The combined incursions seem like they were changed. The inital one, right after the introduction was in a seemingly random PAR sector I didn't have anything in. Every single one in the course of the actual crisis (after the slog of Xenon-only ones) followed the same pattern. They'd spawn in systems that I might have ships in, but never in a system that I had any actual stake or stations in. I don't know if this is on purpose (to avoid fights near large stations). The first one was deep in the Boron core sectors, which meant scrambling through Sanctuary of Darkness and the other ones. I had another in one of the Windfall sectors which I'd cleared out of VIG, so there was basically nothing in the sector at all. The last one was in Asteroid Belt, which again, I don't have anything in.

2d. Balancing

Having played the crisis a second time, I really get the feeling it's balanced to be a single, player-piloted, ship adventure (from the need of the player to be personally involved every step of the way, to the scale of incursions). Which is... fine, I guess, but it's not really what the feature purports to be and a letdown as far as late game content goes. You could complete the crisis just as well after capturing or buying your first few destroyers, a few hours into a new game.
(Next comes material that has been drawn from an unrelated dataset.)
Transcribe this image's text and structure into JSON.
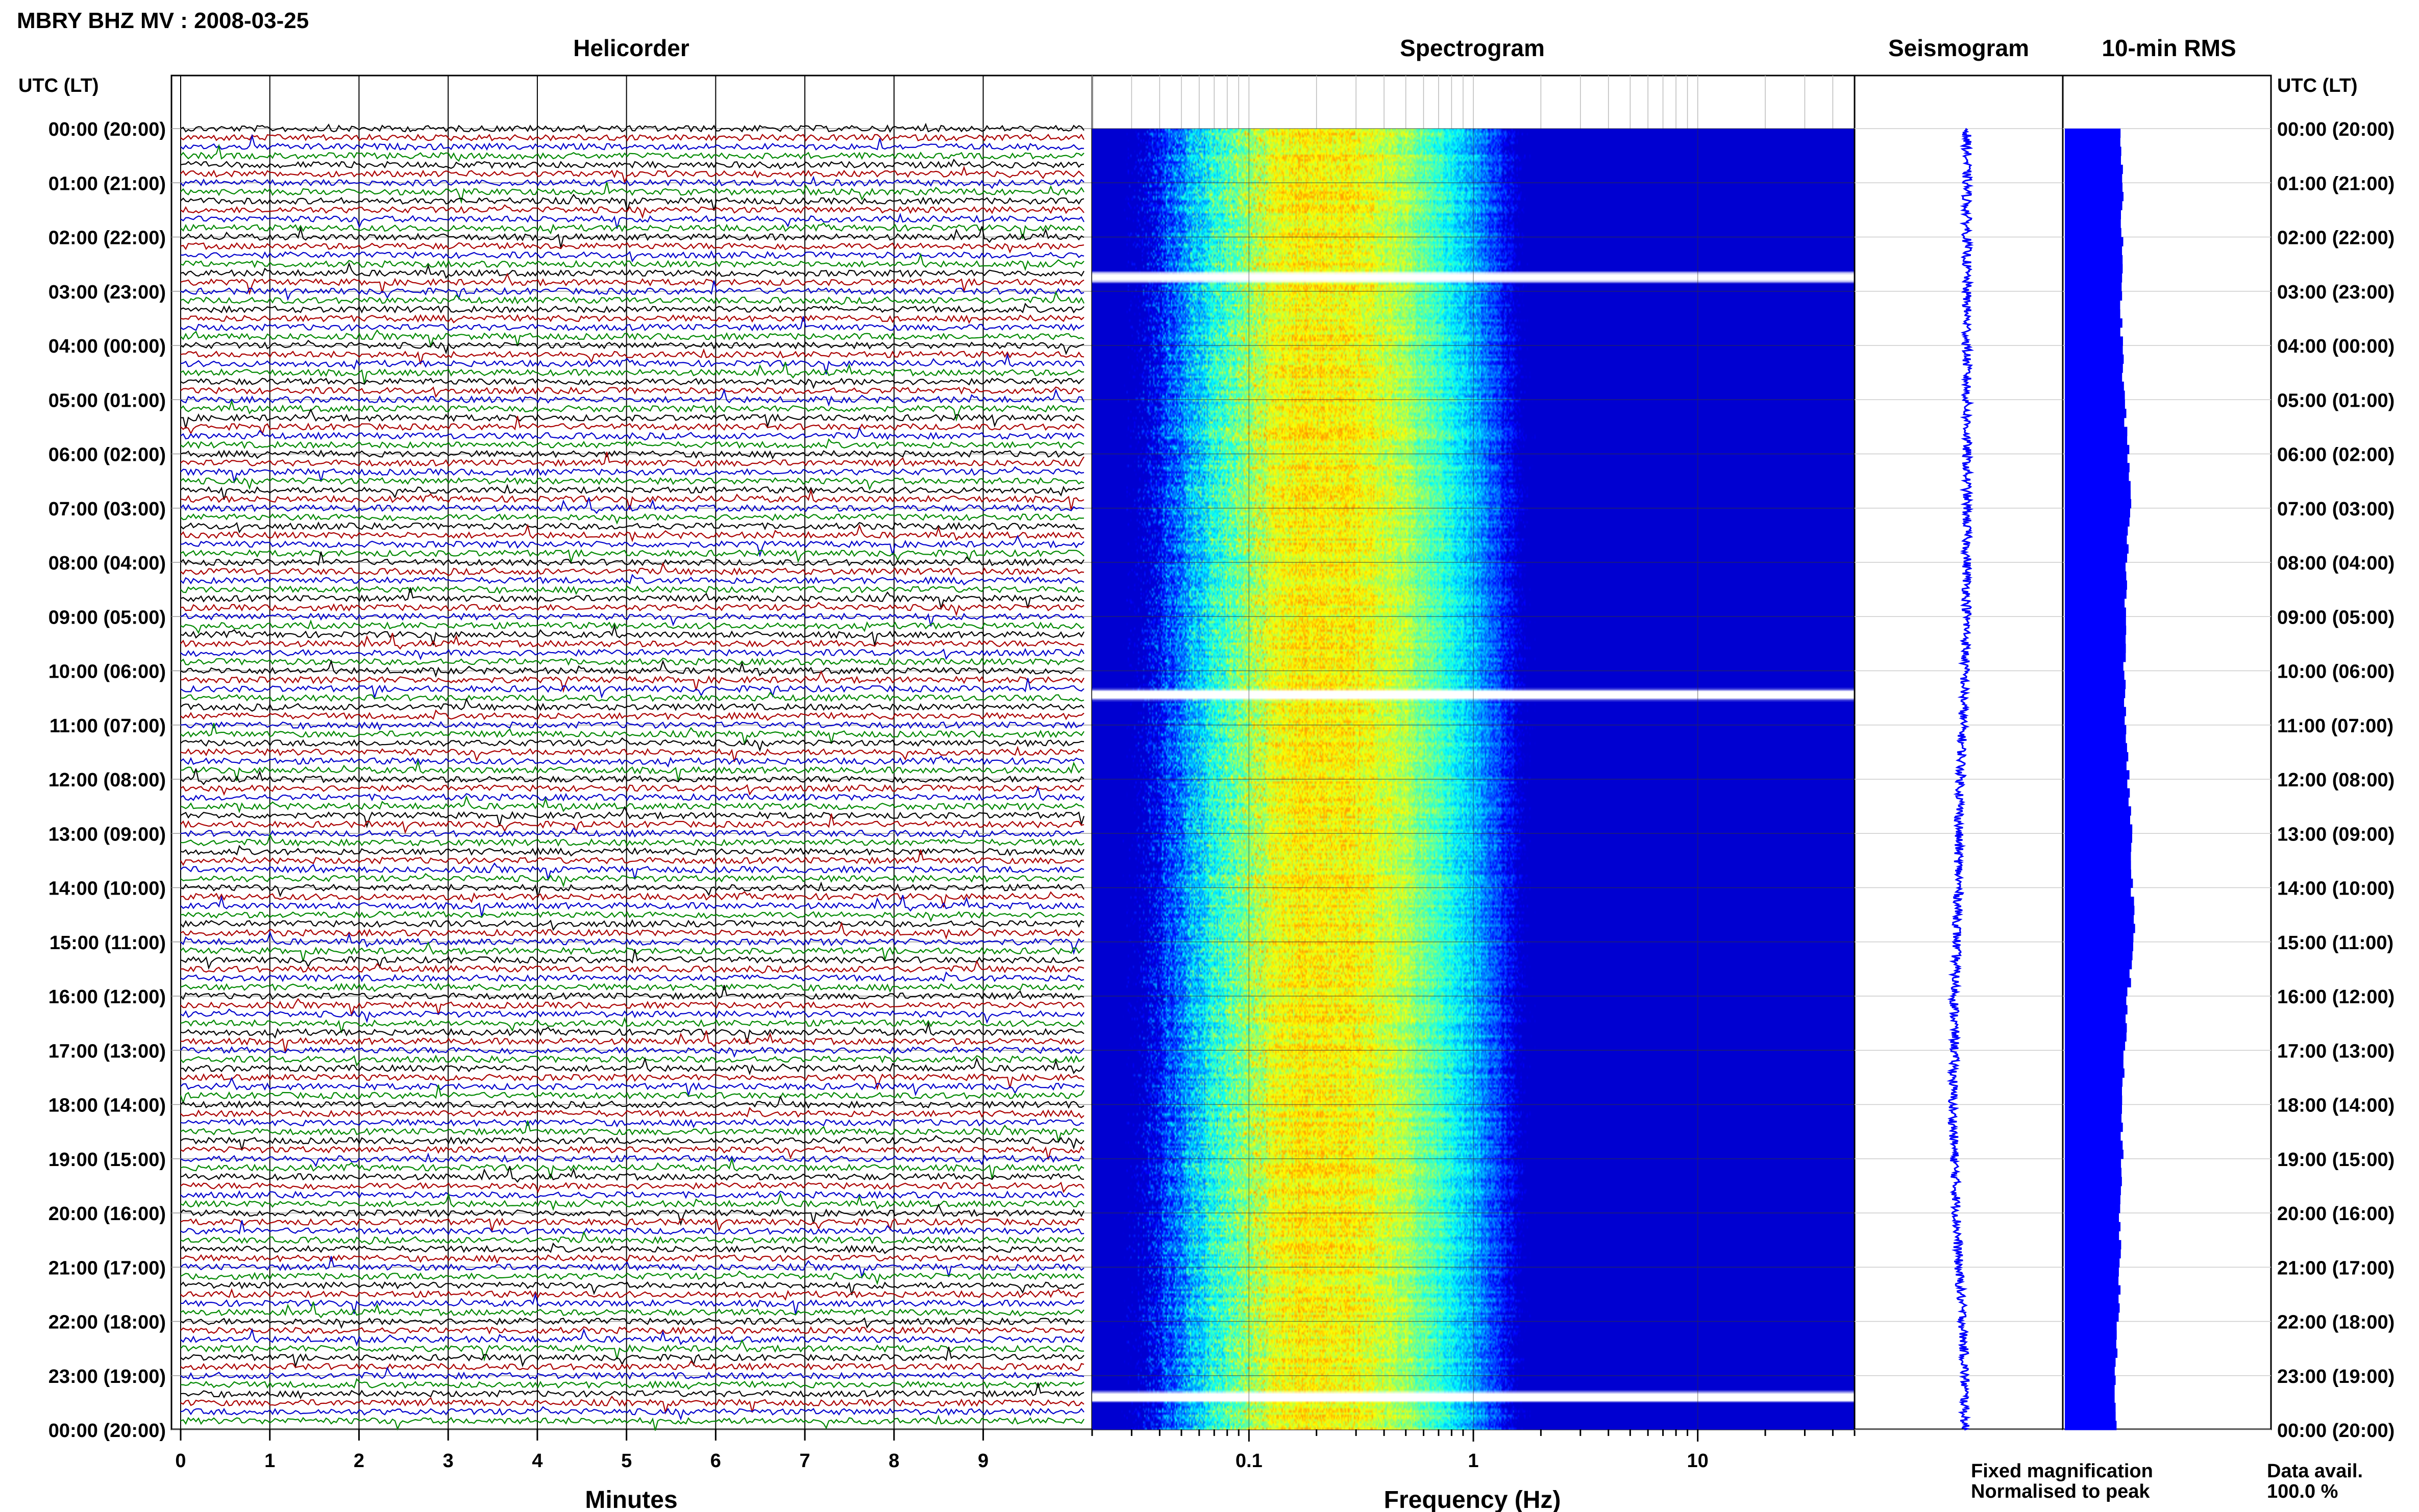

The initial Xenon-only spawns are not a threat in any sense of the word whatsoever, and they're all exactly the same. It'd honestly be an improvement to remove them, or perhaps limit them to one or two events.

The combined incursions are a little more interesting, but again, hardly a threat to any of the established factions, much less a player with significant infrastructure.

The only 'challenge' as far as the crisis goes, is magically knowing to have your assets in the right place. For the initial Xenon spawns, just parking some destroyers in every sector you have stations in largely solves that issue (though actually finding them might be another as previously mentioned). For the combined incursions, it's basically a scramble to move all your ships out of the sector and blacklist it (which is a major pain as it doesn't apply to current orders, so you'll still have suicidal traders/miners trickling in) and then get the nearest destoyer(s) there.

Throughout the experience, I never lost a single capital ship to the incursions, with the only losses being civilian ships that I struggled to tell to keep out of sectors. It's more of a fight with game mechanics than an actual enemy in that sense, which is not ideal.

Overall feedback on B6:

I can only refer back to my original feedback and suggestions for improvement. Please listen to the feedback from people in this thread and go back to the drawing board on the crisis. I don't think more development time sunk into what you have right now is going to address any of the fundamental problems with it. Don't rush an implementation in 7.0, and don't let the potential for a true late game challenge which actually leverages core X game elements succumb to a sunk cost fallacy.